Двадцать четыре года прошло с того дня. И день этот ясно вспомнился пятидесятилетнему вице-адмиралу Нахимову теперь, когда до облаков поднялось огромное пламя горящего «Фазлы-аллаха».

— Да… предать огню… — повторил Павел Степанович из старого приказа. — Таков был приговор. А исполнение приговора — через четверть века… сегодня… сейчас.

Он снял с головы фуражку и вытер лицо платком. С удивлением глянул он на платок, красный от крови, и сунул его обратно в карман. Потом с капитанского мостика «Императрицы Марии» окинул взором всю бухту, от края до края.

Где теперь все эти турецкие фрегаты с полумесяцем на кормовом флаге? Где «Навэк-бахри» и «Низамие», где корвет «Гюли-сефид» и оба турецких транспорта и два купеческих брига?.. Одни из них пошли на дно; другие, прижатые к берегу, охвачены пламенем. А фрегат Османа-паши «Айны-аллах», простреленный пушками с «Марии» и «Парижа», загнался в дальний край бухты, под раздавленную «Ростиславом» батарею номер шесть.

Но попрежнему стройны были боевые порядки русских кораблей. Впереди — фрегат «Кулевча»; за ним по обоим флангам — «Кагул» и «Мария»; потом — «Париж» и «Константин»; дальше — «Три святителя» и «Чесма»; и наконец — «Ростислав», на котором удалось потушить возникший было пожар. Все они прицельными залпами из бортовых орудий давили турецкие фрегаты, не спускавшие флага. И на берегу ядра с русских кораблей рвали землю и дробили камень, растирая батареи Синопа в пыль и мусор.
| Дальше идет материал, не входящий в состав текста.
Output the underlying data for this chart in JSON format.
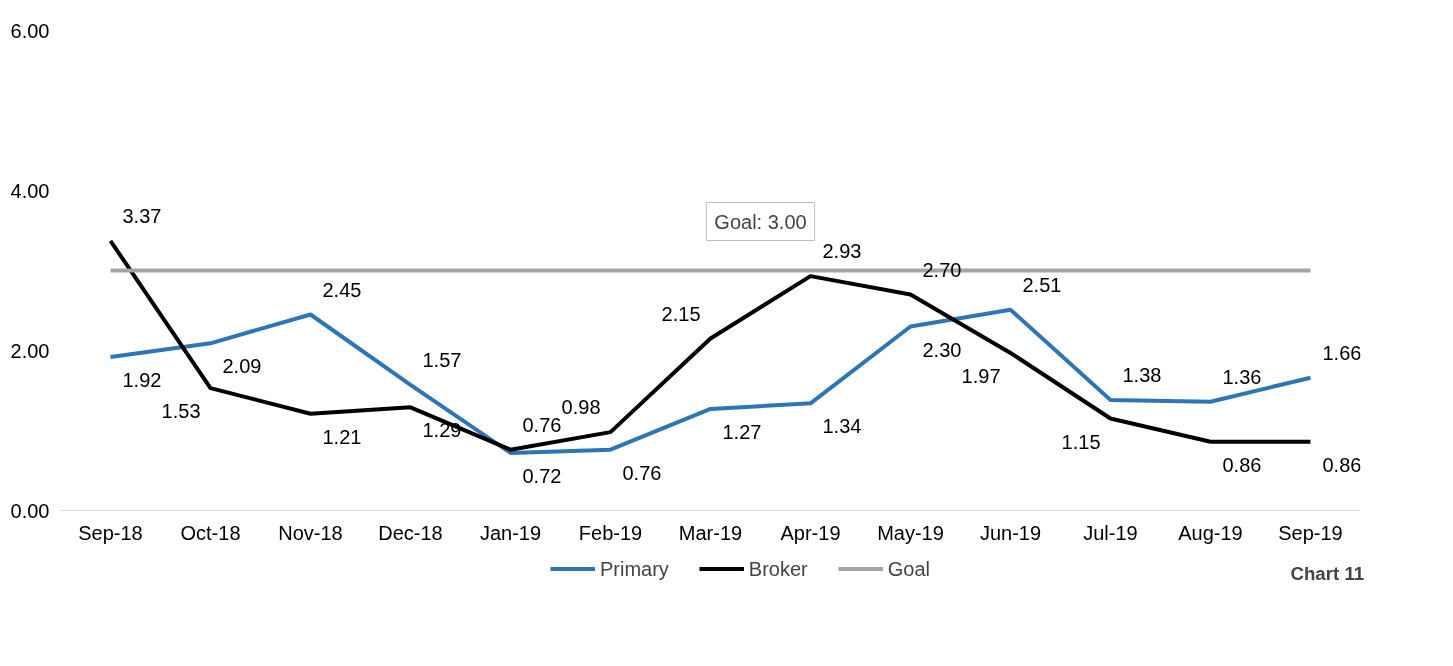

И снова навел Нахимов трубу на обреченный пламени и дыму, преданный огню фрегат «Фазлы-аллах». Там на баке[19] шла неловкая и лихорадочная возня с якорной цепью. Даже капудана Адиль-бея покинула в эту минуту обычная апатия. Он тоже был на баке и от нетерпения шаркал ногами, подскакивал на месте и грозился кулаком. Сколько же этим висельникам нужно времени, чтобы отклепать цепь! Ведь только и дела, что вынуть болт из скобы, и тогда цепь разъята.

— Рожденные собакой! — кричит Адиль-бей, топая ногами. Но он во-время отскочил к борту. Отклепанная цепь одним концом взвивается вверх, и боцман Мехмед Ингилиз валится навзничь с раздробленной скулой. А фрегат дрогнул, качнулся… и вдруг вся эта масса огня и дыма ринулась к берегу. Там, под умолкшей береговой батареей, фрегат с ходу врезался в мель, раздался взрыв, и с «Фазлы-аллахом» было покончено навсегда. Тысячью горящих факелов разлетелся фрегат по воздуху во все стороны и подбавил огня в Синопе, где теперь уже пылало все — кофейни в порту, деревянные лавки на площади, сараи и лачужки во дворе главной мечети… Полоумный торговец амулетами побросал свой товар и с обожженной бородой бежал в горы. Стаи испуганных голубей взметывались вверх над огромными языками пламени.

Адиль-бея, командира не существовавшего больше фрегата «Фазлы-аллах», воздушной волной перекинуло на борт турецкого же судна «Неджми-фешан». Оглушенный Адиль-бей очнулся от боли в переломанных ребрах на груде наваленных на палубе парусов. Над головой у него низко бежали вперегонки темносизые облака. Капудан различал сплошную барабанную дробь вдали и разрозненные взрывы. И собаки тявкали на берегу…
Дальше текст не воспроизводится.